Second, if by my logic above the word is effectively part of the Dutch
language, the screenreader ideally should come already designed with the
ability to pronounce it correctly, if only via an exceptions dictionary.
This is similar to the argument that only words that are not in an
unabridged dictionary for the language fall under this rule. The dictionary
authors may not have caught up to common practice, but it's common practice
that is important for people's ability to access the content. Of course that
makes testability more difficult...

Michael

> -----Original Message-----
> From: Y.P. Hoitink [mailto:y.p.hoitink@heritas.nl]
> Sent: Thursday, September 04, 2003 6:22 PM
> To: w3c-wai-gl@w3.org
> Subject: Checkpoint 3.1 - Identifying language
> 
> 
> 
> Hello everyone,
> 
> I have been going through the internal working draft of the WCAG 2.0
> guidelines <http://www.w3.org/WAI/GL/WCAG20/> and came across core
> checkpoint 3.1 (Language of content can be programmatically 
> determined).
> 
> The success criteria for checkpoint 3.1 reads:
> "passages or fragments of text occurring within the content 
> that are written
> in a language other than the primary natural language of the 
> content as a
> whole, are identified, including specification of the language of the
> passage or fragment. "
> 
> Meeting this success criteria is a heavy burden for people writing in
> languages which use a lot of foreign words. For example, my 
> native language
> Dutch uses a lot of English words and phrases , like 
> "website", "software
> engineering", "content management", "on the job training" 
> etc. On a typical
> Dutch page, especially on a technical or management subject, several
> percents of the words can easily be foreign. To meet this 
> success criteria,
> all of these would have to be labelled with their original language.
> 
> This isn't a problem in English so much, since there aren't 
> so many foreign
> words. I guess this is why we hear the "je ne sais quoi" 
> example all the
> time :-) But we're writing these guidelines for the entire 
> internet, not
> just the English speaking community.
> 
> I understand that labelling foreign phrases with their language would
> increase accessibility. If English words are spoken out loud 
> with Dutch
> pronounciation by speech synthesizers, they are hard to 
> understand because
> the words sound quite different. 
> 
> But it is quite a lot to ask to label everything for people writing in
> languages which use a lot of foreign words. Also, even though they are
> harder to understand, the phrases can still be heard so it's 
> not _totally_
> inaccessible. I don't think this issue should be on the same level of
> requirements as, for example, the need for text equivalents 
> for non-text
> content.
> 
> What I'm trying to say is this: Shouldn't this be a best 
> practice instead of
> a required success criteria?
> 
> On the other hand, I was surprised to find that the 
> identification of the
> _main_ language of the document is only a best practice, and 
> not a success
> criteria.
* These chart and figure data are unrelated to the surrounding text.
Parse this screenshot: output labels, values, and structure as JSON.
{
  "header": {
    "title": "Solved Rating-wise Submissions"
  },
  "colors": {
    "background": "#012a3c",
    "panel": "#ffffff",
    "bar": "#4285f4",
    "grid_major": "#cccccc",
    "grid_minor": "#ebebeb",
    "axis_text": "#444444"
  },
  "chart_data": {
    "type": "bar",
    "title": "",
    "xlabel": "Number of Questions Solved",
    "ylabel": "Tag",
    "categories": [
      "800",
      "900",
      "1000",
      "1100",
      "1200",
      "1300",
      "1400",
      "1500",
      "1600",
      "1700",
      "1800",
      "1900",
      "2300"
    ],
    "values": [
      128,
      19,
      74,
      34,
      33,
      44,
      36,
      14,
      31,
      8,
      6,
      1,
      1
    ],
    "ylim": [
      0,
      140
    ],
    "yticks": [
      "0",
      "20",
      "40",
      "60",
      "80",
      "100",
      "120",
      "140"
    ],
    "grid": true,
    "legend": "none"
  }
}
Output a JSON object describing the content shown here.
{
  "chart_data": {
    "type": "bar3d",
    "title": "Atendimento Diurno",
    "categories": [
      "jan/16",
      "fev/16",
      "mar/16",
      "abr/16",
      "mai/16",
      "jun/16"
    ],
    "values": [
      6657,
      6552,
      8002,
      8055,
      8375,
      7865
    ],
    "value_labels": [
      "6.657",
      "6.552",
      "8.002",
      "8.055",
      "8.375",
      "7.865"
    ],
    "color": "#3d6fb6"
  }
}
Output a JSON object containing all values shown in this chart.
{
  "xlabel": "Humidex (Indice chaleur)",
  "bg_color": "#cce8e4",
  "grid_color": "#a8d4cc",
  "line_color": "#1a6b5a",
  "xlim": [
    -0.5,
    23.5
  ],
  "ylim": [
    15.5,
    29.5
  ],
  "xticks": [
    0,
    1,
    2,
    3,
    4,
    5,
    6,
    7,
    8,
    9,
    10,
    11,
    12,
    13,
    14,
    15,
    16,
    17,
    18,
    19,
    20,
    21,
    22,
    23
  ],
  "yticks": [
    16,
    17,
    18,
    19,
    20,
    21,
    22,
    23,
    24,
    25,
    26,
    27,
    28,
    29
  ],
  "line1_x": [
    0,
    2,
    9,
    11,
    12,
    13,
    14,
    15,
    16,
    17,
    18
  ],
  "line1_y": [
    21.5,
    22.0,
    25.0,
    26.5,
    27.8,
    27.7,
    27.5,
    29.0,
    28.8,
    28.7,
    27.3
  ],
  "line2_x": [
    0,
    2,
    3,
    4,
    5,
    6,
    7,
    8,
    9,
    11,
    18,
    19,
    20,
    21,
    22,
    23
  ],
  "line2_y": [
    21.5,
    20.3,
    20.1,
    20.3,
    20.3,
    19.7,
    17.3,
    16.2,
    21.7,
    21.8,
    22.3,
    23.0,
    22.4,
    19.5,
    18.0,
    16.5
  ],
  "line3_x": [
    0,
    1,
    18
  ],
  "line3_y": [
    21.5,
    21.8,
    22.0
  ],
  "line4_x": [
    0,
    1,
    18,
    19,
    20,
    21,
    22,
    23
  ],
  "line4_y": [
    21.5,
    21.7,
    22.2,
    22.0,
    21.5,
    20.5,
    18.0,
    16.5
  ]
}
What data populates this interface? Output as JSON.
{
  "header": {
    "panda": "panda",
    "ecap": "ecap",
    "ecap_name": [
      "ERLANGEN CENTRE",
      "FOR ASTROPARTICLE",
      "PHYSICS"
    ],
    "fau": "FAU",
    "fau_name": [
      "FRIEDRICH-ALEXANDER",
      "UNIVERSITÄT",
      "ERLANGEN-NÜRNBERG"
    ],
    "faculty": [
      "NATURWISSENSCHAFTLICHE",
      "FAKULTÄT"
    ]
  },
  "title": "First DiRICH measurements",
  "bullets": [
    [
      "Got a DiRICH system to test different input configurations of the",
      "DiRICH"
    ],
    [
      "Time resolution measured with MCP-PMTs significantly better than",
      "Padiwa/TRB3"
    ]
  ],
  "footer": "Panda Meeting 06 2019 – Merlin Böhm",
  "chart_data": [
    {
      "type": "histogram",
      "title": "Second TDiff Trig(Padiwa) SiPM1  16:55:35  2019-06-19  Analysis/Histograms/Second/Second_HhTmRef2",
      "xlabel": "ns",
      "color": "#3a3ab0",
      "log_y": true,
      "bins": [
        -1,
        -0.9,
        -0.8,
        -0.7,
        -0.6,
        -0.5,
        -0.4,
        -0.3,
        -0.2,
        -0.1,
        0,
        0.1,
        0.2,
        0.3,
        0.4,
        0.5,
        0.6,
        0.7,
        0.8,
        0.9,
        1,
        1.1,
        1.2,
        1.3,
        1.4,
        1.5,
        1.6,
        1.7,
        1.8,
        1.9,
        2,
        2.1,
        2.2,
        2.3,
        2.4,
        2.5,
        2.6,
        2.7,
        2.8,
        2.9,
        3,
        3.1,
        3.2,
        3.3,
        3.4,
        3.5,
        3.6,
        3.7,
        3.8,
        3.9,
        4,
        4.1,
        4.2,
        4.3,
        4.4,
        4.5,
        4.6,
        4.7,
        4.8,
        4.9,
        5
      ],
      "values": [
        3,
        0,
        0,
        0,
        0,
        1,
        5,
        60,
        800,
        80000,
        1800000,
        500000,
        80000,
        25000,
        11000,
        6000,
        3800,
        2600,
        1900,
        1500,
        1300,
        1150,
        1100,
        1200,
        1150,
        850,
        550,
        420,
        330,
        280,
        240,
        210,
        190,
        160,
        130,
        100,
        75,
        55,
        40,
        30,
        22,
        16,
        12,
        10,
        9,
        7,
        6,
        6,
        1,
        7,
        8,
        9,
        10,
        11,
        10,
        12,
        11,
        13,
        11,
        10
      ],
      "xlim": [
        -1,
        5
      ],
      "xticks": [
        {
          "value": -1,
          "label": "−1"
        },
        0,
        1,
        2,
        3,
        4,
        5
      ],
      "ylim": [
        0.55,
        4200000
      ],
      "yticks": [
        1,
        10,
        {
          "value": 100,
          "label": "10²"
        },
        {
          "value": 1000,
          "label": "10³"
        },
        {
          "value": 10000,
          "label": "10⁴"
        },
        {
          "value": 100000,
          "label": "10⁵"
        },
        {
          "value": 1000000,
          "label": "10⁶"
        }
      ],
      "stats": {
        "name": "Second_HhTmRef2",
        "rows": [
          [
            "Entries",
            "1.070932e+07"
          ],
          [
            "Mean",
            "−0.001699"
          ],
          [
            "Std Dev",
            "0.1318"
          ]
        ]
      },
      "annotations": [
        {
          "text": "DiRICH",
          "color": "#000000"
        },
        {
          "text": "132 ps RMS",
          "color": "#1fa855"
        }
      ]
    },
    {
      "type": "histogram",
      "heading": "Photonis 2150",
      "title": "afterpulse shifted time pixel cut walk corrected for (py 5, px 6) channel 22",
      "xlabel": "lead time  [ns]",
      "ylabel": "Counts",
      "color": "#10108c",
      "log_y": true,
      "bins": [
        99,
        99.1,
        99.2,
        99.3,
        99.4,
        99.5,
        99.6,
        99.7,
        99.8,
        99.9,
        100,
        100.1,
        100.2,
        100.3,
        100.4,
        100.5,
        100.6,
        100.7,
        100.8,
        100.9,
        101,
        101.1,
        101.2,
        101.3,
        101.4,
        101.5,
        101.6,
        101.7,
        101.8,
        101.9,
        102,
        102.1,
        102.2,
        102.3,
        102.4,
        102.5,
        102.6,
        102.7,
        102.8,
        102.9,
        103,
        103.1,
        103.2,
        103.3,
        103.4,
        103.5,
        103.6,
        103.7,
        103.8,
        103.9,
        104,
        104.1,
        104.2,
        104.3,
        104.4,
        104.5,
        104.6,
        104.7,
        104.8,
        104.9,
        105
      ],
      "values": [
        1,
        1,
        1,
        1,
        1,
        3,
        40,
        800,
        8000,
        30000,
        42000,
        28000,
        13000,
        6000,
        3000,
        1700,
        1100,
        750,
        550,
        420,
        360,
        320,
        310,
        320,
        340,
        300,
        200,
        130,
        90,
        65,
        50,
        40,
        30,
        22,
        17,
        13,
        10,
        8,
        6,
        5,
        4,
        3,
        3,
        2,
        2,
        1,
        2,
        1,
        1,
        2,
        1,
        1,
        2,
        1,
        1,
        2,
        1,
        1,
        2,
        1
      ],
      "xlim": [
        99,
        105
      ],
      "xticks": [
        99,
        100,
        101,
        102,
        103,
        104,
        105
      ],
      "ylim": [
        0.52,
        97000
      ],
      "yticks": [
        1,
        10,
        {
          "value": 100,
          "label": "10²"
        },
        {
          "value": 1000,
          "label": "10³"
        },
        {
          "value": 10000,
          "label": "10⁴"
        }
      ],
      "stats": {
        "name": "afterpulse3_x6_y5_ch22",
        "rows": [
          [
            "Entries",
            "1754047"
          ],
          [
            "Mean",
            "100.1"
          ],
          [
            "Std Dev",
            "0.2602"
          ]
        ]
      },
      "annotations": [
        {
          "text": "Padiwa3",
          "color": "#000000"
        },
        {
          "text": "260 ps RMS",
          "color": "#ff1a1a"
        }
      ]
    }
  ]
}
So we are requiring to label every foreign phrase, 
> but we don't
> even know what the main language is? Couldn't this lead to 
> the unwanted
> situation that 99% of the document is read with the wrong 
> pronounciation,
> except for the few foreign words whose language _was_ identified? 
> 
> I have been trying to find past discussions about this in the 
> mail archives
> but haven't seen these issues. If I missed them, I would 
> appreciate it if
> someone could send me the links.
> 
> Yvette Hoitink
> 
>
Received on Friday, 5 September 2003 10:42:41 UTC